Dikutip dari seruu.com
Terkait aksi pencabutan, tepatnya “legalisasi perampasan” hak rakyat atas tanah di Teluk Jambe Karawang, publik dan pemerintahan Presiden terpilih Joko Widodo diharapkan dapat mengetahui persoalan riil di lapangan dan memperlihatkan sikap pro rakyat kecil.
Hal ini dikemukakan para tokoh dan penggiat advokasi hak rakyat di Karawang, yang mengambil posisi membela kepentingan rakyat, para petani pemilik dan penggarap tanah yang tergusur raksasa properti Agung Podomoro Land (APL) melalui anak usahanya PT Sumber Air Mas Pratama (SAMP).
Demikian dikemukakan Valens Daki-Soo SH, politisi PDI Perjuangan yang lama mengasistensi Letjen (Purn) Kiki Syahnakri, mantan Wakil KSAD dan pernah menjadi Ketua Umum Pejuang Siliwangi Indonesia. Kiki adalah putra asli Karawang yang kini antara lain menjabat Ketua Dewan Pengkajian Persatuan Purnawirawan Angkatan Darat (PPAD).
Banyak pihak mensinyalir, dengan kekuatan uang dan akses yang kuat di kalangan elite, pihak kapitalis bisnis properti menggusur rakyat kecil dalam kasus sengketa tanah di Teluk Jambe Karawang yang terletak di Desa Margamulya, Desa Wanasari dan Desa Wanakerta.
“Perjuangan para petani kecil ini sudah dibantu para politisi dari beberapa partai yang peduli pada nasib dan masa depan mereka. Sebutlah Eva Sundari, Rieke Dyah Pitaloka dan Rahardi Zakaria dari PDI Perjuangan. Begitu pula Ade Komaruddin dan Dadang S. Mochtar dari Golkar, juga H. Daulay dari Partai Demokrat,” ungkap Valens Daki-Soo, Sekretaris Departemen Pertahanan dan Keamanan DPP PDI Perjuangan yang pada Pemilu 2014 menjadi Caleg DPR RI nomor urut 3 dari Dapil Jabar IV (Sukabumi).
Menurut mantan Asisten Dubes Keliling RI Urusan Khusus/Timor Timur itu, dia tergerak hati untuk ikut membantu karena sejumlah petani yang mejadi korban seperti H. Dodo, H. Minda dan H. Amandus Djuang serta beberapa aktivis seperti Yono dan rekan-rekan dari Serikat Petani Karawang (Sepetak) berkali-kali menemuinya dan mengisahkan problematika tanah 350 hektar yang telah 23 tahun menjadi masalah kronis.
Eksekusi selalu tertunda karena masalahnya amat kompleks dan para petani terus melakukan perlawanan, meski akhirnya eksekusi paksa itu dilakukan 24 Juni 2014 dengan mengerahkan tujuh ribuan personel Polri.
“Ini tindakan yang sangat ironis.

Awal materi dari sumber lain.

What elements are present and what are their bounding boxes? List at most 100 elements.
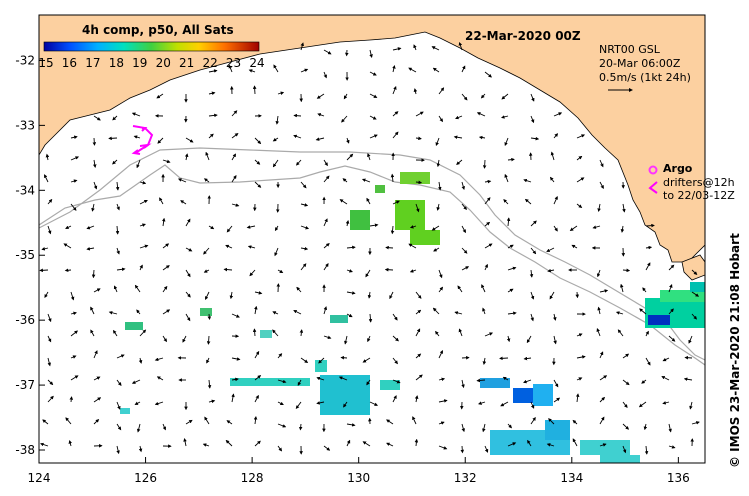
current-arrow-icon [70, 330, 79, 337]
current-arrow-icon [346, 291, 356, 295]
current-arrow-icon [254, 137, 262, 145]
current-arrow-icon [47, 357, 51, 367]
current-arrow-icon [139, 223, 146, 227]
current-arrow-icon [662, 401, 670, 405]
current-arrow-icon [86, 246, 95, 251]
current-arrow-icon [133, 135, 141, 139]
current-arrow-icon [203, 269, 210, 273]
current-arrow-icon [139, 244, 149, 249]
current-arrow-icon [228, 64, 233, 73]
current-arrow-icon [549, 176, 555, 183]
current-arrow-icon [47, 335, 52, 343]
current-arrow-icon [185, 419, 193, 425]
current-arrow-icon [207, 379, 212, 389]
current-arrow-icon [392, 131, 399, 139]
current-arrow-icon [553, 225, 558, 232]
current-arrow-icon [365, 269, 371, 278]
current-arrow-icon [622, 203, 626, 213]
current-arrow-icon [435, 330, 440, 337]
current-arrow-icon [576, 333, 583, 337]
current-arrow-icon [208, 399, 216, 404]
current-arrow-icon [205, 151, 210, 161]
current-arrow-icon [91, 269, 96, 279]
current-arrow-icon [277, 445, 283, 452]
current-arrow-icon [300, 357, 309, 364]
current-arrow-icon [93, 376, 101, 381]
current-arrow-icon [549, 291, 555, 300]
current-arrow-icon [47, 225, 52, 235]
current-arrow-icon [369, 49, 373, 58]
current-arrow-icon [506, 217, 511, 227]
colorbar-tick-label: 18 [109, 56, 124, 70]
current-arrow-icon [206, 335, 211, 345]
current-arrow-icon [70, 311, 77, 316]
current-arrow-icon [317, 113, 325, 117]
current-arrow-icon [162, 159, 171, 164]
current-arrow-icon [571, 244, 578, 249]
current-arrow-icon [272, 329, 279, 337]
current-arrow-icon [643, 423, 648, 431]
current-arrow-icon [182, 335, 187, 343]
current-arrow-icon [572, 419, 578, 425]
current-arrow-icon [392, 313, 398, 321]
current-arrow-icon [136, 309, 141, 315]
current-arrow-icon [116, 247, 120, 255]
current-arrow-icon [139, 199, 148, 205]
colorbar-ramp [43, 41, 260, 52]
current-arrow-icon [553, 133, 559, 139]
x-tick-label: 124 [28, 471, 51, 485]
current-arrow-icon [369, 93, 378, 98]
current-arrow-icon [367, 335, 371, 343]
current-arrow-icon [339, 199, 348, 205]
current-arrow-icon [390, 173, 395, 183]
current-arrow-icon [599, 375, 608, 381]
current-arrow-icon [116, 267, 126, 272]
current-arrow-icon [389, 291, 394, 300]
current-arrow-icon [501, 93, 509, 100]
current-arrow-icon [185, 269, 191, 278]
current-arrow-icon [415, 291, 422, 299]
current-arrow-icon [503, 199, 509, 205]
current-arrow-icon [476, 378, 486, 383]
current-arrow-icon [208, 225, 215, 230]
current-arrow-icon [162, 265, 170, 271]
current-arrow-icon [300, 263, 307, 271]
current-arrow-icon [415, 180, 423, 185]
current-arrow-icon [93, 418, 100, 425]
current-arrow-icon [384, 267, 394, 272]
current-arrow-icon [134, 284, 141, 293]
current-arrow-icon [432, 67, 440, 73]
current-arrow-icon [318, 357, 325, 364]
current-arrow-icon [226, 420, 233, 425]
current-arrow-icon [345, 220, 350, 227]
current-arrow-icon [456, 159, 463, 165]
current-arrow-icon [112, 159, 118, 165]
current-arrow-icon [298, 423, 303, 431]
current-arrow-icon [530, 291, 535, 300]
current-arrow-icon [645, 245, 653, 250]
drifter-label-1: drifters@12h [663, 176, 735, 189]
current-arrow-icon [112, 115, 118, 121]
y-axis: -32 -33 -34 -35 -36 -37 -38 [15, 53, 45, 457]
current-arrow-icon [691, 313, 697, 320]
current-arrow-icon [438, 269, 443, 279]
current-arrow-icon [341, 115, 348, 123]
current-arrow-icon [93, 115, 101, 121]
current-arrow-icon [484, 197, 491, 205]
current-arrow-icon [438, 421, 445, 425]
current-arrow-icon [247, 245, 256, 249]
current-arrow-icon [343, 401, 348, 408]
current-arrow-icon [645, 357, 651, 366]
colorbar-tick-label: 16 [62, 56, 77, 70]
current-arrow-icon [90, 306, 95, 315]
current-arrow-icon [460, 445, 465, 454]
current-arrow-icon [70, 375, 79, 381]
current-arrow-icon [502, 376, 509, 381]
current-arrow-icon [299, 329, 304, 337]
current-arrow-icon [433, 247, 440, 252]
y-tick-label: -36 [15, 313, 35, 327]
current-arrow-icon [293, 134, 302, 139]
current-arrow-icon [223, 267, 233, 272]
current-arrow-icon [668, 308, 674, 315]
current-arrow-icon [254, 440, 261, 447]
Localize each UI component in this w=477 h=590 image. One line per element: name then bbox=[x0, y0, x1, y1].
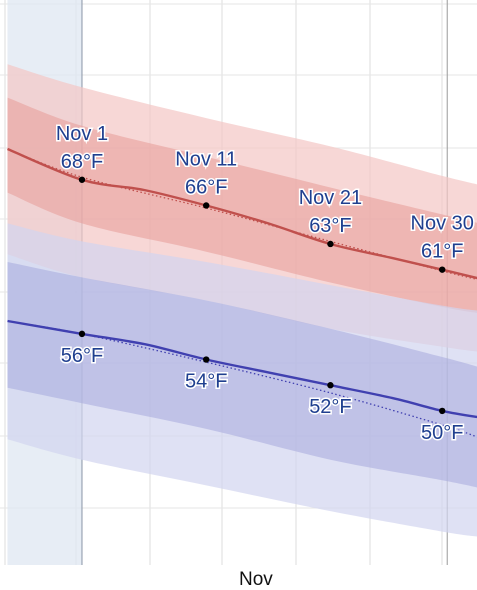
high-date-label: Nov 21 bbox=[299, 187, 362, 209]
high-value-label: 66°F bbox=[185, 176, 227, 198]
temperature-lines bbox=[7, 147, 477, 438]
low-point bbox=[327, 382, 334, 389]
high-date-label: Nov 30 bbox=[411, 213, 474, 235]
low-value-label: 52°F bbox=[309, 396, 351, 418]
high-point bbox=[327, 240, 334, 248]
low-value-label: 50°F bbox=[421, 422, 463, 444]
low-value-label: 56°F bbox=[61, 345, 103, 367]
annotated-points bbox=[78, 176, 446, 415]
low-point bbox=[203, 356, 210, 363]
high-inner-band bbox=[7, 97, 477, 313]
high-date-label: Nov 11 bbox=[175, 148, 237, 170]
high-point bbox=[439, 266, 446, 273]
point-labels: Nov 1 68°F Nov 11 66°F Nov 21 63°F Nov 30 61°F 5… bbox=[54, 121, 475, 445]
low-point bbox=[78, 330, 86, 338]
x-axis: Nov bbox=[239, 569, 273, 590]
high-series-line bbox=[7, 147, 477, 280]
low-normal-line bbox=[7, 320, 477, 438]
low-inner-band bbox=[7, 262, 477, 488]
low-value-label: 54°F bbox=[185, 371, 227, 393]
low-series-line bbox=[7, 319, 477, 419]
temperature-bands bbox=[7, 64, 477, 537]
high-value-label: 68°F bbox=[61, 151, 103, 173]
high-value-label: 61°F bbox=[421, 241, 463, 263]
high-point bbox=[78, 176, 86, 183]
high-point bbox=[203, 202, 210, 209]
high-date-label: Nov 1 bbox=[56, 123, 108, 145]
low-point bbox=[439, 407, 446, 415]
high-value-label: 63°F bbox=[309, 215, 351, 237]
x-tick-label: Nov bbox=[239, 569, 273, 590]
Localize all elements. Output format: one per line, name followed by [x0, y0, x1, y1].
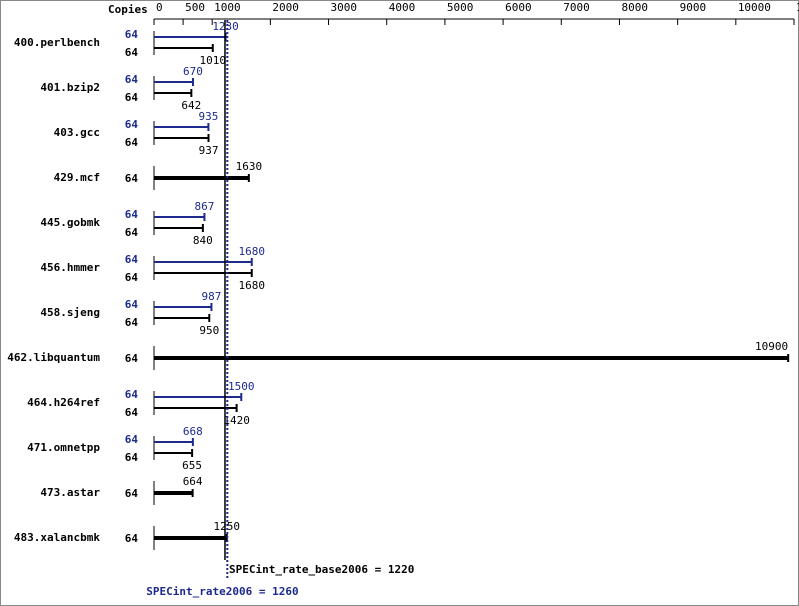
x-tick-label: 0 [156, 1, 163, 14]
category-label: 400.perlbench [14, 36, 100, 49]
value-label: 987 [201, 290, 221, 303]
value-label: 668 [183, 425, 203, 438]
x-tick-label: 3000 [331, 1, 358, 14]
category-label: 471.omnetpp [27, 441, 100, 454]
copies-label: 64 [125, 118, 139, 131]
axis-label: Copies [108, 3, 148, 16]
copies-label: 64 [125, 388, 139, 401]
x-tick-label: 500 [185, 1, 205, 14]
category-label: 429.mcf [54, 171, 100, 184]
value-label: 1420 [223, 414, 250, 427]
copies-label: 64 [125, 136, 139, 149]
copies-label: 64 [125, 172, 139, 185]
copies-label: 64 [125, 352, 139, 365]
value-label: 1500 [228, 380, 255, 393]
x-tick-label: 6000 [505, 1, 532, 14]
x-tick-label: 11000 [796, 1, 799, 14]
copies-label: 64 [125, 298, 139, 311]
copies-label: 64 [125, 208, 139, 221]
reference-label: SPECint_rate_base2006 = 1220 [229, 563, 414, 576]
x-tick-label: 9000 [680, 1, 707, 14]
category-label: 458.sjeng [40, 306, 100, 319]
x-tick-label: 5000 [447, 1, 474, 14]
copies-label: 64 [125, 406, 139, 419]
category-label: 445.gobmk [40, 216, 100, 229]
copies-label: 64 [125, 451, 139, 464]
value-label: 867 [195, 200, 215, 213]
copies-label: 64 [125, 433, 139, 446]
value-label: 840 [193, 234, 213, 247]
category-label: 401.bzip2 [40, 81, 100, 94]
copies-label: 64 [125, 532, 139, 545]
value-label: 1250 [213, 520, 240, 533]
category-label: 473.astar [40, 486, 100, 499]
value-label: 642 [181, 99, 201, 112]
value-label: 664 [183, 475, 203, 488]
copies-label: 64 [125, 73, 139, 86]
value-label: 670 [183, 65, 203, 78]
copies-label: 64 [125, 487, 139, 500]
value-label: 950 [199, 324, 219, 337]
value-label: 1630 [236, 160, 263, 173]
value-label: 937 [199, 144, 219, 157]
value-label: 1680 [238, 245, 265, 258]
value-label: 935 [198, 110, 218, 123]
x-tick-label: 2000 [272, 1, 299, 14]
copies-label: 64 [125, 226, 139, 239]
value-label: 10900 [755, 340, 788, 353]
copies-label: 64 [125, 46, 139, 59]
copies-label: 64 [125, 316, 139, 329]
category-label: 464.h264ref [27, 396, 100, 409]
x-tick-label: 8000 [621, 1, 648, 14]
value-label: 1010 [200, 54, 227, 67]
copies-label: 64 [125, 253, 139, 266]
reference-label: SPECint_rate2006 = 1260 [146, 585, 298, 598]
category-label: 462.libquantum [7, 351, 100, 364]
copies-label: 64 [125, 271, 139, 284]
category-label: 483.xalancbmk [14, 531, 100, 544]
x-tick-label: 1000 [214, 1, 241, 14]
value-label: 655 [182, 459, 202, 472]
value-label: 1680 [238, 279, 265, 292]
x-tick-label: 7000 [563, 1, 590, 14]
category-label: 403.gcc [54, 126, 100, 139]
copies-label: 64 [125, 28, 139, 41]
x-tick-label: 10000 [738, 1, 771, 14]
category-label: 456.hmmer [40, 261, 100, 274]
x-tick-label: 4000 [389, 1, 416, 14]
copies-label: 64 [125, 91, 139, 104]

Pertama, eksekusi itu dilakukan secara paksa, padahal putusan tersebut secara yuridis-formal dan material tidak dapat dijalankan (unexecutable) karena tidak jelas obyek sengketa dengan batas-batas tanah mana yang harus dieksekusi,” tegas Valens.
Kedua, lanjutnya, eksekusi itu dilakukan pada momentum kampanye Pilpres sehingga nyaris samasekali luput dari perhatian publik dan sorotan media massa nasional.
Ketiga, ribuan personel Polri c.q. Polda Jabar dan Brimob disertai Baracuda dan water canon dikerahkan menghadapi rakyat yang hanya segelintir di lapangan. Pengerahan personel sebanyak itu lebih dari pengamanan Sidang MK dalam penetapan hasil Piplres, bahkan terkesan seolah menghadapi kaum separatis atau pemberontak bersenjata (armed rebellion).
"Bahkan hingga kini tanah itu masih dijaga aparat kepolisian. Siapa yang membiayai ribuan personel itu? Dari mana dana operasinya?" tukasnya.